Many landlords looking to let a home prefer to use a letting agent who can deal with a tenant directly, can help find a suitable tenant and deal with financial matters such as handling a deposit. They do, however, charge fees for this service. When choosing a letting agent it is vital that they are members of one of the main trade bodies for the property rental sector: Association of Residential Letting Agents, National Association of Estate Agents and the Safeagent, formerly known as The National Approved Letting Scheme. This ensures that they abide by a strict code of conduct.
Please see our Letting Agent Directory.
Advantages of Using a Letting Agent
- The letting agent can tailor a service to best suit your needs, including finding and checking the suitability of a tenant, managing the property, dealing with repairs and organising insurance.
- Letting agents that are registered with a trade association also have to ensure their staff are well trained and that they will offer a prompt, efficient service.

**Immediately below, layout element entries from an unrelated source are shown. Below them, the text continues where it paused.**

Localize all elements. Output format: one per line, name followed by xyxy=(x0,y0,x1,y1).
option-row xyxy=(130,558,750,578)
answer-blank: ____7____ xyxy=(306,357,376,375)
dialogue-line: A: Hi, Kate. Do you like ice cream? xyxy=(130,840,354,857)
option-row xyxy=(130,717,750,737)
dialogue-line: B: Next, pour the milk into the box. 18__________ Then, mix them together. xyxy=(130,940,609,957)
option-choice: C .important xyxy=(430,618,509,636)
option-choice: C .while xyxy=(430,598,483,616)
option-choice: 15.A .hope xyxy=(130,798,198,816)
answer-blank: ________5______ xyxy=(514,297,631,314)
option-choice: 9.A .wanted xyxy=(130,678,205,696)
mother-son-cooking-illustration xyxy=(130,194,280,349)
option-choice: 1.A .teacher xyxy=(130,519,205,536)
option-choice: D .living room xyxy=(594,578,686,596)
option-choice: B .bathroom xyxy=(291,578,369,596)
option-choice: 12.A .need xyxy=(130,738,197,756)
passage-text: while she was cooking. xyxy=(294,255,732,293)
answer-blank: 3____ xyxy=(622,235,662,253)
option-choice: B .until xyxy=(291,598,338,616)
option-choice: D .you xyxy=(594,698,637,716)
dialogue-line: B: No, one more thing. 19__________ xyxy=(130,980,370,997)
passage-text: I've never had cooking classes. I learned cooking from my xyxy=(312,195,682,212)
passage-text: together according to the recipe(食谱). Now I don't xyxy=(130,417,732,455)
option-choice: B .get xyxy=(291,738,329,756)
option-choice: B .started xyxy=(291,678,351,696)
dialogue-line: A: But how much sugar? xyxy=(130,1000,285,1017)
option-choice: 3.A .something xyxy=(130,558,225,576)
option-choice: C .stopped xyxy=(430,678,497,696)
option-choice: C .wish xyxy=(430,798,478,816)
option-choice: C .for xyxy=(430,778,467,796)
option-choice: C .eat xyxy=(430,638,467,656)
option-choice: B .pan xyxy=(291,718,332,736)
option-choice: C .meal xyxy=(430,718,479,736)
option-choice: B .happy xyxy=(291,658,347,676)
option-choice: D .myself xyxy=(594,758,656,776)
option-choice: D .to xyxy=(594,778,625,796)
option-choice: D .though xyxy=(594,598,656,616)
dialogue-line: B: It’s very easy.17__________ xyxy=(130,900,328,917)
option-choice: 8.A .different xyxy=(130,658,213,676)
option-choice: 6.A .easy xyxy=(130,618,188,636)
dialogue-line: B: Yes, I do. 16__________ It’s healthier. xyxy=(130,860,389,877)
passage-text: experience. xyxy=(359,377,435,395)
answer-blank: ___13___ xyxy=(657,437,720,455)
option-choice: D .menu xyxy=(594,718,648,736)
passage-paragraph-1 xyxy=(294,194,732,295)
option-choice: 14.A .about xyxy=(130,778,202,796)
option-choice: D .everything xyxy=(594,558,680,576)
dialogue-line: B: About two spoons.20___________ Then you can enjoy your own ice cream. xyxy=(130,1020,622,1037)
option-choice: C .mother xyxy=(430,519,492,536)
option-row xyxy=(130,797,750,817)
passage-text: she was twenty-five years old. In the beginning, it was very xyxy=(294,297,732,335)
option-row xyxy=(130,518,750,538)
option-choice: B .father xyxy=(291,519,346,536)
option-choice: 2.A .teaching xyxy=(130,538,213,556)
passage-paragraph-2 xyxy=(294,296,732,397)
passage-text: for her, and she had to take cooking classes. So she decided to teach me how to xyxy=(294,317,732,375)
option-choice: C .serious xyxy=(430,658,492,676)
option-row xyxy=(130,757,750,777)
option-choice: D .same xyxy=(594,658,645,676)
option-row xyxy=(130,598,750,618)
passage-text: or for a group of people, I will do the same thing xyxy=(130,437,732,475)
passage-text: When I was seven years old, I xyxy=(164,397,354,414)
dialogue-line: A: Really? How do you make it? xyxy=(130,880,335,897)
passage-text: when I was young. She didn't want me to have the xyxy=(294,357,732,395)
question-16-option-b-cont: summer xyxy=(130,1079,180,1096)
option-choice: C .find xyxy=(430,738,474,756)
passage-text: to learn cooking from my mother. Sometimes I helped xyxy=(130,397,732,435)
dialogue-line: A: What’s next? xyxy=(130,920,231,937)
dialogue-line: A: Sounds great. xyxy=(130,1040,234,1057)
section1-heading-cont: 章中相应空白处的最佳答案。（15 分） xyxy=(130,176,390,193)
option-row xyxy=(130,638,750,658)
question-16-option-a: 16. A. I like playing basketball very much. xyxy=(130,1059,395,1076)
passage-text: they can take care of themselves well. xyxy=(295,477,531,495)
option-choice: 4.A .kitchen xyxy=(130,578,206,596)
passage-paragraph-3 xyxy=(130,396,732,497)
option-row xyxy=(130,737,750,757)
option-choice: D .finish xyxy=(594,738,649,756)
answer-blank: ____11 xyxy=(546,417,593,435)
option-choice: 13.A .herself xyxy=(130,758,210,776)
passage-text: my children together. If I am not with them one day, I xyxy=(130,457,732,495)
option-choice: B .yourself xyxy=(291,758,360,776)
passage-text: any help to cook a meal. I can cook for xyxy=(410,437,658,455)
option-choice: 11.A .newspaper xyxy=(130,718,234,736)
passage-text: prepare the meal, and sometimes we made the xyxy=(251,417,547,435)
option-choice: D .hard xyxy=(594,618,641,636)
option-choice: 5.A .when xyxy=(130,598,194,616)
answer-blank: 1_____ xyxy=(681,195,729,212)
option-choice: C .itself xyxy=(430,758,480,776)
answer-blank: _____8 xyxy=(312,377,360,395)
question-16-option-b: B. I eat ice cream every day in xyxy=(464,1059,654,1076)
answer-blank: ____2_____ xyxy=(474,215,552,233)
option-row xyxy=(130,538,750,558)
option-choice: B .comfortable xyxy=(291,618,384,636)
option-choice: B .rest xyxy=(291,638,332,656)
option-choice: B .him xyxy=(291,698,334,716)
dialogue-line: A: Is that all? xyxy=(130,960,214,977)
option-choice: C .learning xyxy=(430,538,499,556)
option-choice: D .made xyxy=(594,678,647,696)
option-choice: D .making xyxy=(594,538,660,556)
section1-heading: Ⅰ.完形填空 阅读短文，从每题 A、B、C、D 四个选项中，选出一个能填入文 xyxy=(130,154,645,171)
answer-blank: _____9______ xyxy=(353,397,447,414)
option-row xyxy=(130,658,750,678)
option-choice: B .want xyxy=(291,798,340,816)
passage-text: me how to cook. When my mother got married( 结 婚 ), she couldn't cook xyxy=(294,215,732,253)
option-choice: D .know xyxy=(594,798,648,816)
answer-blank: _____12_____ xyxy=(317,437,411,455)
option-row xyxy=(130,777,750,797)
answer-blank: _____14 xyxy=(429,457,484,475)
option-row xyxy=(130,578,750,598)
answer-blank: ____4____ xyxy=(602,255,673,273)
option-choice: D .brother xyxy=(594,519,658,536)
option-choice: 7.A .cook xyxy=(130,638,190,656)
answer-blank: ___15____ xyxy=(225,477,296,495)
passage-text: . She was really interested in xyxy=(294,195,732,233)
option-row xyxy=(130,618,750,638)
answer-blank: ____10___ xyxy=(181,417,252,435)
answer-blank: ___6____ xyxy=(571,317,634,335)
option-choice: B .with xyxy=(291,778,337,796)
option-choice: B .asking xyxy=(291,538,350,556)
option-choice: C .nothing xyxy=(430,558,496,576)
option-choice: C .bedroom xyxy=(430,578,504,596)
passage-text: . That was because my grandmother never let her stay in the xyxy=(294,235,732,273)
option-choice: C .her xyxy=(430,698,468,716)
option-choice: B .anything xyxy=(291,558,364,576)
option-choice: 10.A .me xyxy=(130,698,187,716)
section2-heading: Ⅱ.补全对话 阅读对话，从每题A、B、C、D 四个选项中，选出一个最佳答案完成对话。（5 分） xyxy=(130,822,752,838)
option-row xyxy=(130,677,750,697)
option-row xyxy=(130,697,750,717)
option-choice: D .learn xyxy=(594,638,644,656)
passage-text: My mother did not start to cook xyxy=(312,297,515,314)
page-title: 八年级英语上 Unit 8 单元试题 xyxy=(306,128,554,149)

- Letting agents can provide tenancy agreements and handle advertising for the property.
- Letting agents that are members of the above trade bodies are signed up to The Property Ombudsman scheme, which gives the landlord a right of redress if the letting agent acts unfair, maladministration occurs, or disputes arise with a tenant.
Disadvantages of Using a Letting Agent
- Fees can be prohibitive for some landlords, who may feel that they can carry out tasks such as finding a tenant and drafting a contract on their own. A typical fee charged by a letting agent for managing the property can be around 10% to 17% of the monthly rent.
- Using a letting agent can create an extra layer in the relationship with a tenant, slowing down communication at times. One online survey by the Citizen's Advice Bureau found that 73% of tenants were dissatisfied with the service provided by their letting agent. This increases the risk of a tenant preferring to move out and find another home to rent.
- If you do not use a trusted agent and the agency goes bankrupt, then the landlord will still be liable to the tenant for any outstanding money due to the tenant, such as their deposit.